Das Ablegen fand kurz nach 18:00 Uhr statt, soweit lief hier noch alles nach Plan.
Am ersten Seetag war das Wetter morgens noch einigermaßen ok, auch wenn es bereits zeiweise heftig regnete. Am Nachmittag verschlechterte sich die Wetterlage dann dramatisch. Kapitän Marco Quartesan machte dann eine Durchsage, dass zwei extreme Sturmfronten auf uns zukämen, eine hinter uns aus Richtung Spanien und eine aus Süditalien. daraufhin hat er entschieden, die Route anzupassen und Neapel ausfallen zu lassen, die Geschwindigkeit zu reduzieren um die Straße von Bonifacio erst in der Nacht zu passieren und somit zwischen den Fronten zu bleiben. Damit sorgte er vor allem damit, dass die EPIC verhältnismäßig ruhig in der See lag, trotz zum Teil 11 Meter hohen Wellen und extremem Wind. Irgendwann war es dann auch so weit, daß sich die EPIC in extremer Schräglage befand, und das mindestens eine halbe Stunde lang und dabei schon teilweise Gegenstände an Bord umgefallen sind. Irgendwann wurde dann der Sturm so stark, dass auf dem obersten Sonnendeck der Posh-Bereich total verwüstet wurde. Hier hat es u.a. eine schwere Tür aus den Scharnieren gerissen und diese flog dann über die Reeling runter zum Pooldeck, landete aber zum Glück auf dem Sonnensegel, welches über dem Hauptausgang hängt. Dadurch wurde schlimmerer Schaden verhindert und vor allem ist dabei niemand erschlagen worden. Auch hat es eine provisorische Absprerrung, die gerade aus Aluminium-Trennwänden auf der hinteren Backbordeite errichtet wurde, komplett abgerissen. Diese Abtrennung sollte zur Abschirmung von bald zu erfolgenden Umbauten errichtet werden.
Die Außendecks wurden dann für die Passiergiere gesperrt, alle mussten sich im Inneren des Schiffs aufhalten.

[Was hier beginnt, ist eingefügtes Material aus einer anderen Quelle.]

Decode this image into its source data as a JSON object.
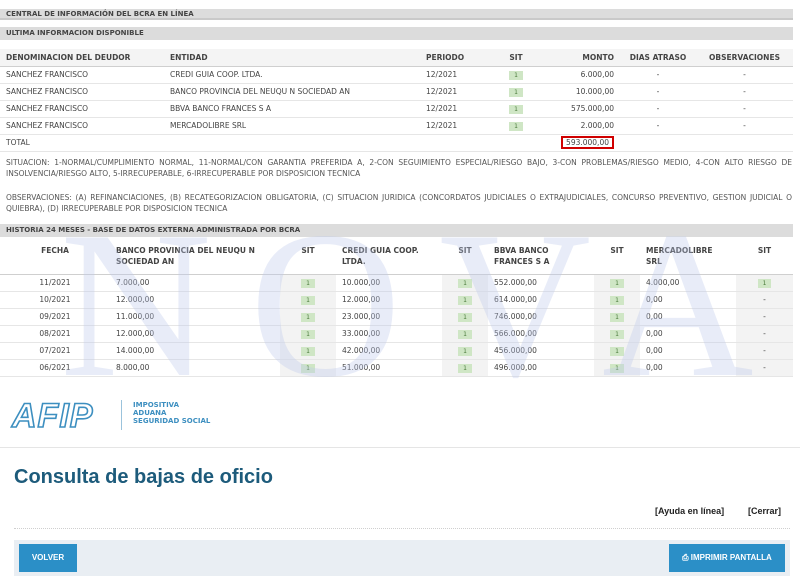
{
  "header": {
    "title": "CENTRAL DE INFORMACIÓN DEL BCRA EN LÍNEA",
    "subtitle": "ULTIMA INFORMACION DISPONIBLE"
  },
  "debts": {
    "columns": [
      "DENOMINACION DEL DEUDOR",
      "ENTIDAD",
      "PERIODO",
      "SIT",
      "MONTO",
      "DIAS ATRASO",
      "OBSERVACIONES"
    ],
    "rows": [
      {
        "debtor": "SANCHEZ FRANCISCO",
        "entity": "CREDI GUIA COOP. LTDA.",
        "period": "12/2021",
        "sit": "1",
        "amount": "6.000,00",
        "days": "-",
        "obs": "-"
      },
      {
        "debtor": "SANCHEZ FRANCISCO",
        "entity": "BANCO PROVINCIA DEL NEUQU N SOCIEDAD AN",
        "period": "12/2021",
        "sit": "1",
        "amount": "10.000,00",
        "days": "-",
        "obs": "-"
      },
      {
        "debtor": "SANCHEZ FRANCISCO",
        "entity": "BBVA BANCO FRANCES S A",
        "period": "12/2021",
        "sit": "1",
        "amount": "575.000,00",
        "days": "-",
        "obs": "-"
      },
      {
        "debtor": "SANCHEZ FRANCISCO",
        "entity": "MERCADOLIBRE SRL",
        "period": "12/2021",
        "sit": "1",
        "amount": "2.000,00",
        "days": "-",
        "obs": "-"
      }
    ],
    "total_label": "TOTAL",
    "total_amount": "593.000,00"
  },
  "notes": {
    "situacion": "SITUACION: 1-NORMAL/CUMPLIMIENTO NORMAL, 11-NORMAL/CON GARANTIA PREFERIDA A, 2-CON SEGUIMIENTO ESPECIAL/RIESGO BAJO, 3-CON PROBLEMAS/RIESGO MEDIO, 4-CON ALTO RIESGO DE INSOLVENCIA/RIESGO ALTO, 5-IRRECUPERABLE, 6-IRRECUPERABLE POR DISPOSICION TECNICA",
    "observaciones": "OBSERVACIONES: (A) REFINANCIACIONES, (B) RECATEGORIZACION OBLIGATORIA, (C) SITUACION JURIDICA (CONCORDATOS JUDICIALES O EXTRAJUDICIALES, CONCURSO PREVENTIVO, GESTION JUDICIAL O QUIEBRA), (D) IRRECUPERABLE POR DISPOSICION TECNICA"
  },
  "history": {
    "title": "HISTORIA 24 MESES - BASE DE DATOS EXTERNA ADMINISTRADA POR BCRA",
    "columns": [
      "FECHA",
      "BANCO PROVINCIA DEL NEUQU N SOCIEDAD AN",
      "SIT",
      "CREDI GUIA COOP. LTDA.",
      "SIT",
      "BBVA BANCO FRANCES S A",
      "SIT",
      "MERCADOLIBRE SRL",
      "SIT"
    ],
    "rows": [
      {
        "date": "11/2021",
        "a": "7.000,00",
        "as": "1",
        "b": "10.000,00",
        "bs": "1",
        "c": "552.000,00",
        "cs": "1",
        "d": "4.000,00",
        "ds": "1"
      },
      {
        "date": "10/2021",
        "a": "12.000,00",
        "as": "1",
        "b": "12.000,00",
        "bs": "1",
        "c": "614.000,00",
        "cs": "1",
        "d": "0,00",
        "ds": "-"
      },
      {
        "date": "09/2021",
        "a": "11.000,00",
        "as": "1",
        "b": "23.000,00",
        "bs": "1",
        "c": "746.000,00",
        "cs": "1",
        "d": "0,00",
        "ds": "-"
      },
      {
        "date": "08/2021",
        "a": "12.000,00",
        "as": "1",
        "b": "33.000,00",
        "bs": "1",
        "c": "566.000,00",
        "cs": "1",
        "d": "0,00",
        "ds": "-"
      },
      {
        "date": "07/2021",
        "a": "14.000,00",
        "as": "1",
        "b": "42.000,00",
        "bs": "1",
        "c": "456.000,00",
        "cs": "1",
        "d": "0,00",
        "ds": "-"
      },
      {
        "date": "06/2021",
        "a": "8.000,00",
        "as": "1",
        "b": "51.000,00",
        "bs": "1",
        "c": "496.000,00",
        "cs": "1",
        "d": "0,00",
        "ds": "-"
      }
    ]
  },
  "watermark": "NOVA",
  "afip": {
    "logo": "AFIP",
    "lines": [
      "IMPOSITIVA",
      "ADUANA",
      "SEGURIDAD SOCIAL"
    ],
    "color": "#3d8fc0"
  },
  "page": {
    "title": "Consulta de bajas de oficio",
    "help_link": "[Ayuda en línea]",
    "close_link": "[Cerrar]"
  },
  "footer": {
    "back_label": "VOLVER",
    "print_label": "IMPRIMIR PANTALLA",
    "button_color": "#2b8fc7"
  }
}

Hier hat man dann zum ersten mal richtig erlebt, was es heißt, mit 4000 Passagieren auf einem Schiff zu sein. So voll und teilweise überfüllt habe ich die EPIC noch nicht erlebt.
Aber die Entscheidung des Kapitäns, Neapel ausfallen zu lassen und zwischen den Fronten zu bleiben, war absolut richtig. Ich hätte mir nicht ausmalen wollen, was los gewesen wäre, wenn wir durch eine der Fronten durchgefahren wären...
Wir sind dann direkt nach Civitavecchia gefahren wo wir gegen 14:00 Uhr angekommen und dann über Nacht liegen geblieben sind.
Hier gab es dann das nächste Chaos. 4000 Gäste wollten vom Schiff und da für diesen ungeplanten frührene Halt an diesem Tag keine Ausflüge organisiert waren, wollten alle mit dem Shuttlebus nach Civitavecchia. Doch es gab nur 4 Busse für 4000 Gäste. Es bildete sich eine Menschenschlange um das ganze Terminalzelt bis ins Schiff rein, die sich auch so schnell nicht auflösen sollte. Ich habe dann bis 19:00 an Bord gewartet, bis die Schlange sich langsam auflöste und bin dann erst raus. Auch hier zeigt sich wieder der klare Nachteil eines großen Schiffs, wenn etwas unplanmäßig läuft. Ich befürchtete das gleiche Chaos für die Rückfahrt zum Schiff, aber aufgrund des Overnights verteilten sich die Rückfahrer recht gut auf unterschiedliche Zeiten, sodass es keine Schlangen mehr gab. Bei den AIDAprima-Gästen sah das jedoch anders aus. Die Schlange am Busparkplatz wurde immer länger und länger.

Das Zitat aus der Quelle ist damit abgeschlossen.